Thankfully, the film remains quite faithful to the spirit of Adams’ book. For example, all of the Guide entries are taken verbatim from it. The massive budget results in a great looking movie that properly captures the scope and scale of the story. There is extensive use of CGI to recreate intergalactic space travel and the planet showroom inside of Magrathea (some of the film’s most arresting visuals), but this is mixed with old school, reliable rubber costumes for creatures like the Vogons that gives them a texture that you just can’t get with computers. This movie is light years ahead of the clunky BBC version which resembled a bad-looking episode of Dr. Who.
The Hitchhiker’s Guide to the Galaxy may not have done well in North America because it lacked recognizable A-list movie stars (but then again, neither did the original Star Wars) with decidedly British sense of humour. Sadly, it failed to connect on a mass audience level despite a significant marketing push. Regardless, it is still an entertaining, big, splashy science fiction movie that manages to preserve the wit of Adams’ book. So long now and thanks for all the fish.

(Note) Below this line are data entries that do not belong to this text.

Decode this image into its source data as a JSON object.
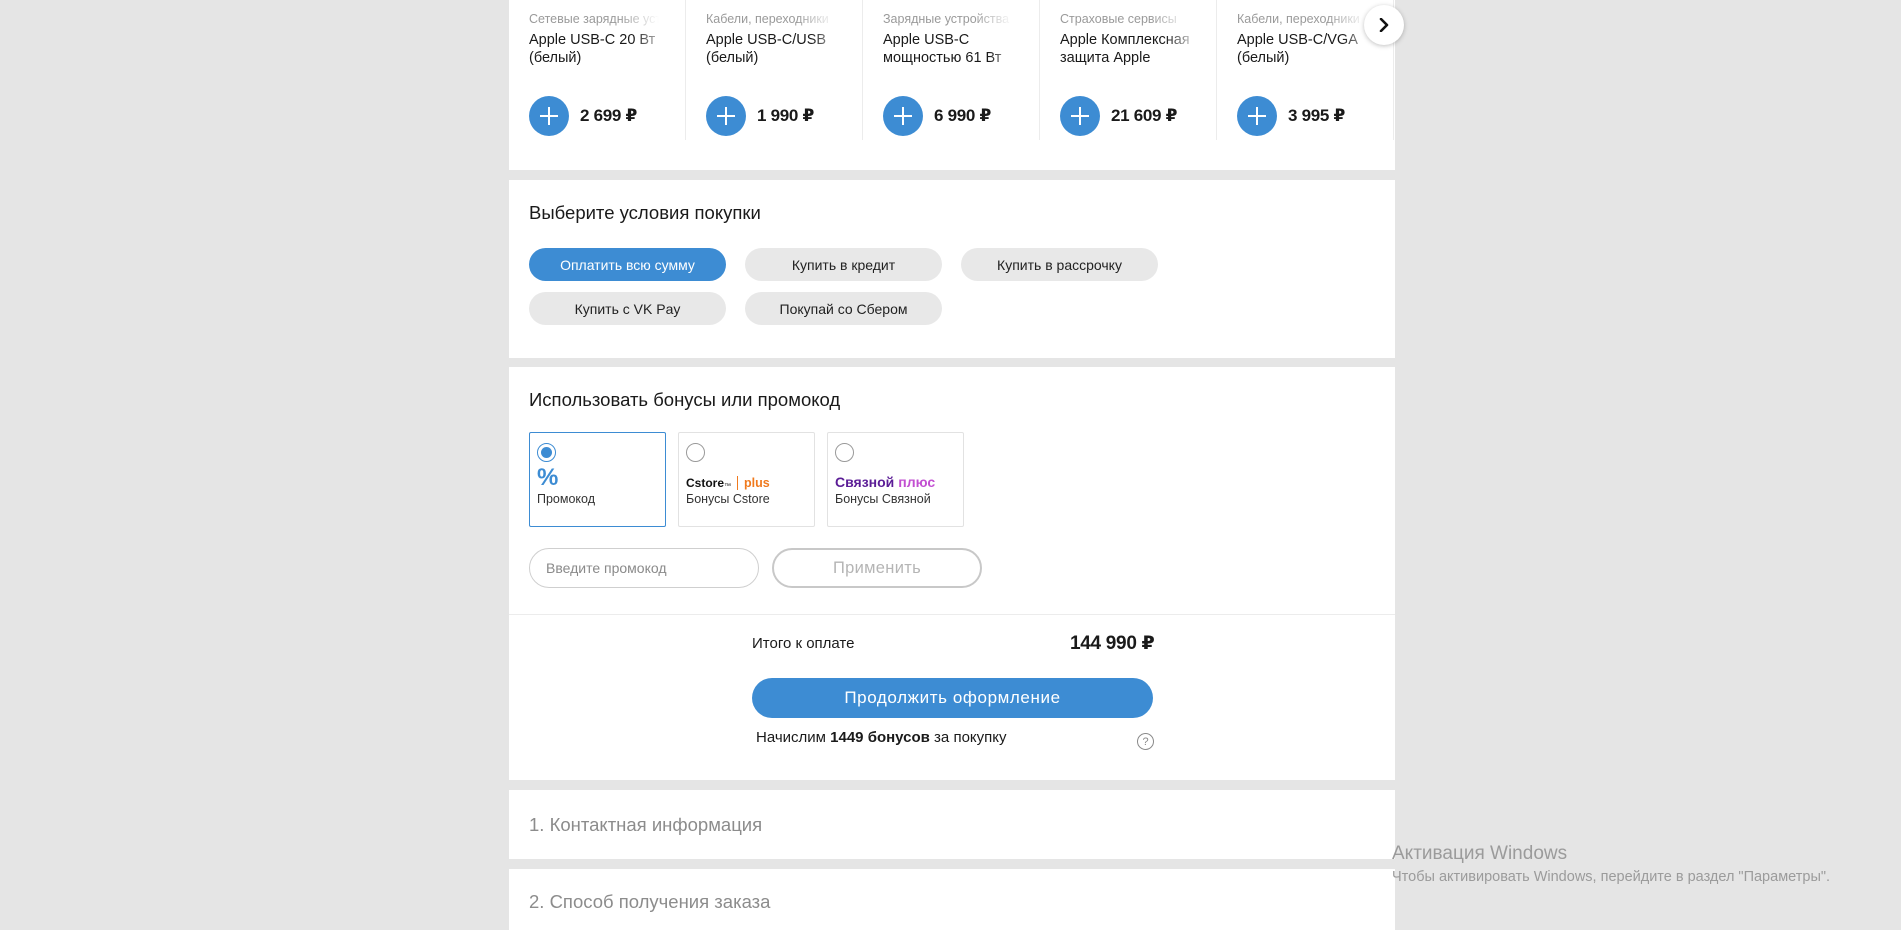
{
  "products": [
    {
      "category": "Сетевые зарядные устройства",
      "name": "Apple USB-C 20 Вт\n(белый)",
      "price": "2 699 ₽"
    },
    {
      "category": "Кабели, переходники",
      "name": "Apple USB-C/USB\n(белый)",
      "price": "1 990 ₽"
    },
    {
      "category": "Зарядные устройства",
      "name": "Apple USB-C\nмощностью 61 Вт",
      "price": "6 990 ₽"
    },
    {
      "category": "Страховые сервисы",
      "name": "Apple Комплексная\nзащита Apple",
      "price": "21 609 ₽"
    },
    {
      "category": "Кабели, переходники",
      "name": "Apple USB-C/VGA\n(белый)",
      "price": "3 995 ₽"
    }
  ],
  "purchase_terms": {
    "title": "Выберите условия покупки",
    "options": [
      {
        "label": "Оплатить всю сумму",
        "active": true
      },
      {
        "label": "Купить в кредит",
        "active": false
      },
      {
        "label": "Купить в рассрочку",
        "active": false
      },
      {
        "label": "Купить с VK Pay",
        "active": false
      },
      {
        "label": "Покупай со Сбером",
        "active": false
      }
    ]
  },
  "bonus": {
    "title": "Использовать бонусы или промокод",
    "options": [
      {
        "label": "Промокод",
        "selected": true,
        "logo": "percent-icon"
      },
      {
        "label": "Бонусы Cstore",
        "selected": false,
        "logo_text": "Cstore",
        "logo_tm": "™",
        "logo_plus": "plus"
      },
      {
        "label": "Бонусы Связной",
        "selected": false,
        "logo_text": "Связной",
        "logo_plus": "плюс"
      }
    ],
    "promo_placeholder": "Введите промокод",
    "apply_label": "Применить"
  },
  "summary": {
    "total_label": "Итого к оплате",
    "total_value": "144 990 ₽",
    "continue_label": "Продолжить оформление",
    "earn_prefix": "Начислим ",
    "earn_bold": "1449 бонусов",
    "earn_suffix": " за покупку",
    "help_glyph": "?"
  },
  "steps": [
    {
      "label": "1. Контактная информация"
    },
    {
      "label": "2. Способ получения заказа"
    }
  ],
  "windows_watermark": {
    "title": "Активация Windows",
    "subtitle": "Чтобы активировать Windows, перейдите в раздел \"Параметры\"."
  },
  "colors": {
    "accent": "#3d8cd3",
    "page_bg": "#e5e5e5",
    "cstore_orange": "#f07a1e",
    "svyaznoy_purple": "#5b1d96",
    "svyaznoy_pink": "#c24fd1"
  }
}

“Making of The Hitchhiker’s Guide to the Galaxy” is a fairly standard making of featurette. Not surprisingly, director Garth Jennings said that the key to this movie was in the casting. So, he gathered an eclectic group of actors. He also didn’t want to rely completely on CGI and had the Jim Henson Company design the Vogons and Marvin which made them tangible so that the actors had something to react to on the set.
Also included is an “Additional Guide Entry” which faithfully recreates the gag from the book about man proving that God doesn’t exist but then it fails to include the book’s punchline in which man goes on to prove that black is white and gets killed at the next zebra crossing.

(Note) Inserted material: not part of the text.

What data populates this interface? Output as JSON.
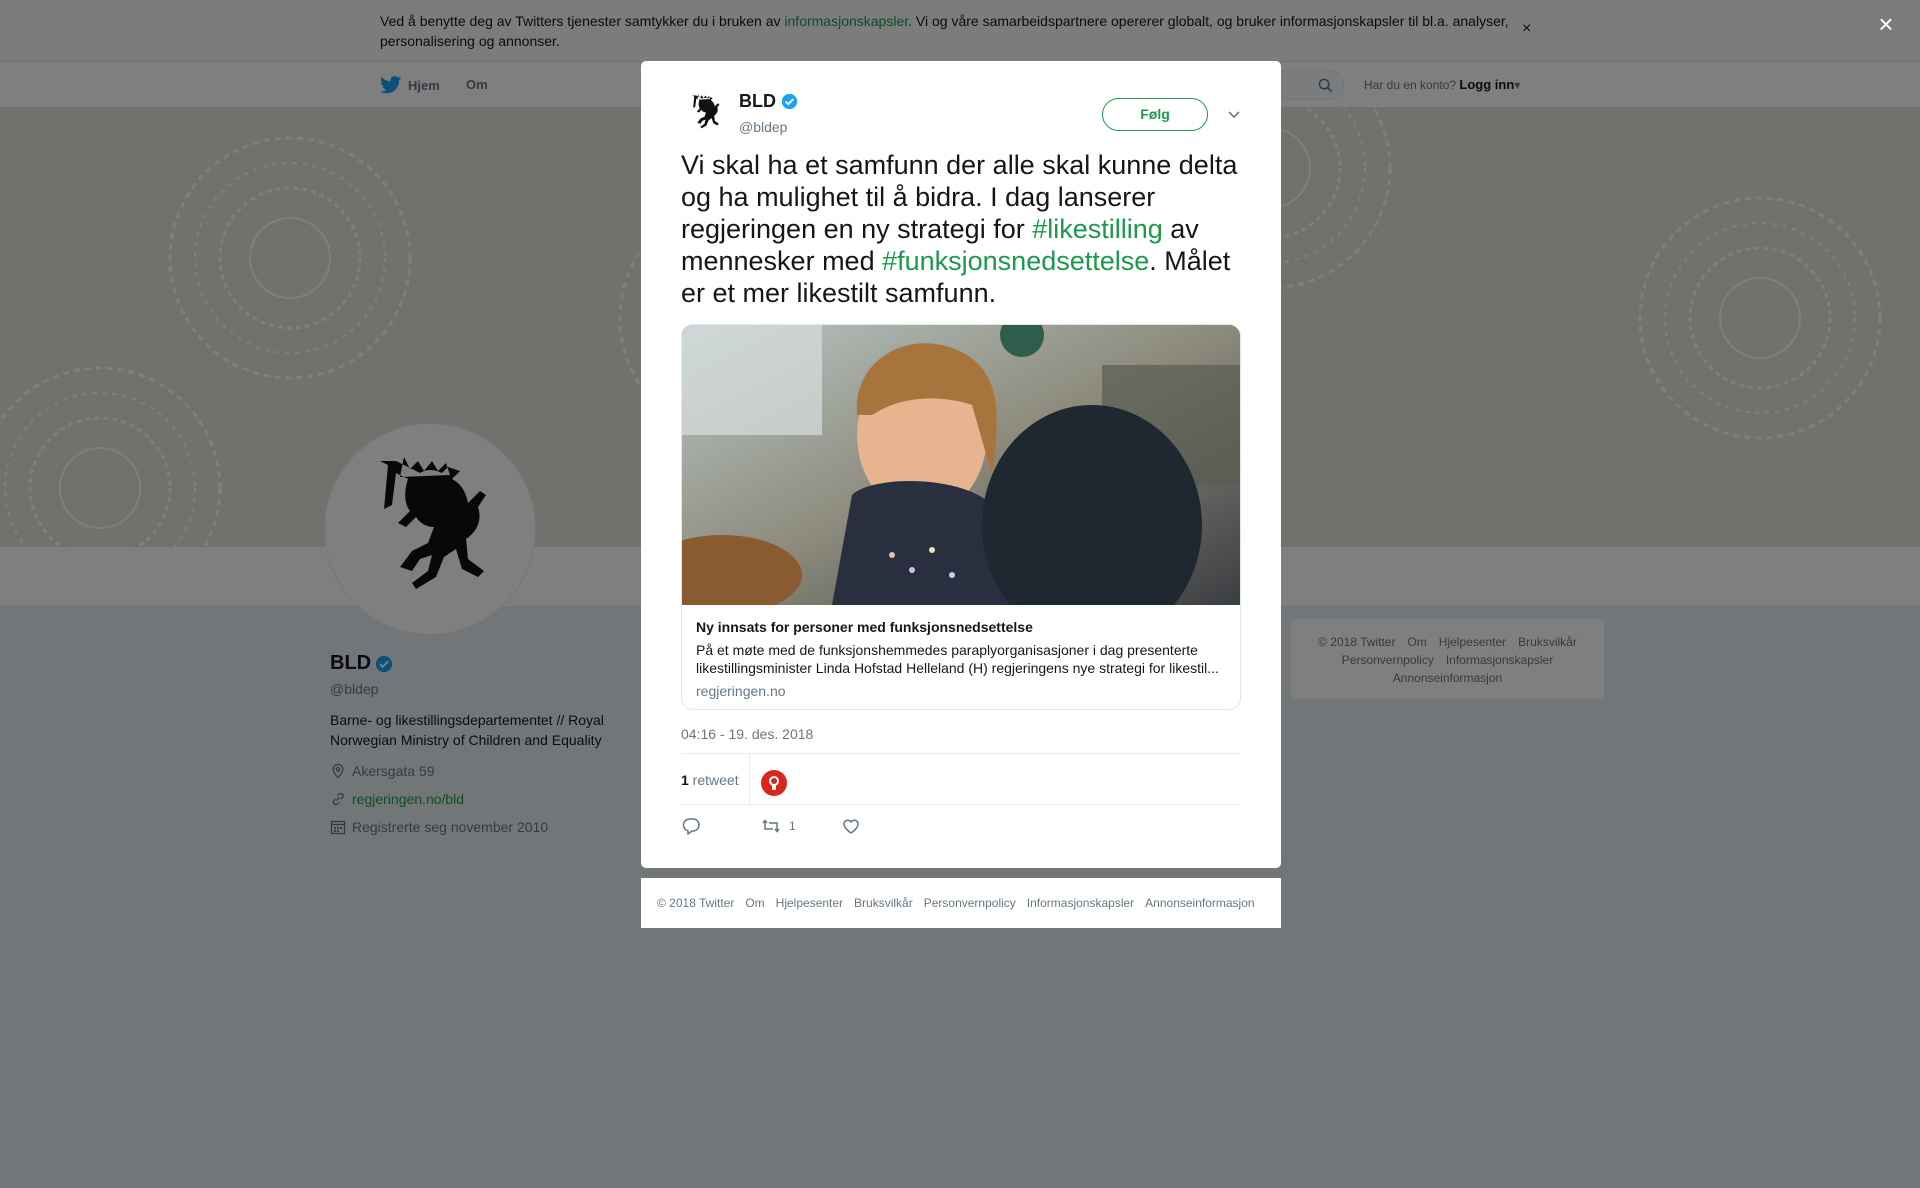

There are three deleted scenes that amount to merely extra little bits that include Ford’s update entry for Earth as “Mostly harmless.”
There are also two “Really Deleted Scenes” that are basically goofy outtakes of the cast hamming it up.
“Sing Along ‘So Long and Thanks for All the Fish” allows you to sing with the film’s catchy Monty Python-esque theme song cum show tune karoake-style.
There is an audio commentary by Jennings, producer Nick Goldsmith and actors Martin Freeman and Bill Nighy. It’s a fun, relaxed track as everyone enjoys themselves watching the movie. They talk about many things including the challenge of getting just the right pajamas and house coat for Arthur Dent.
Fans of the book will enjoy the additional commentary track with executive producer Robbie Stamp and Douglas Adams colleague Sean Solle. They talk about the movie in relation to Adams’ original vision and also speak at length about the differences between the film, the video game, the radio play and the book, justifying the reasons for certain changes. Best of all, Stamp points out the little details that are buried throughout the film in this excellent track.
There is “Marvin’s Hangman,” that allows you to play a variation of the hangman word game but with Marvin’s robot parts.
The extras included on the DVD are done in the style and tone of the movie, including a clever feature known as the “Improbability Drive“ that will take you to a completely random moment in one of the extras.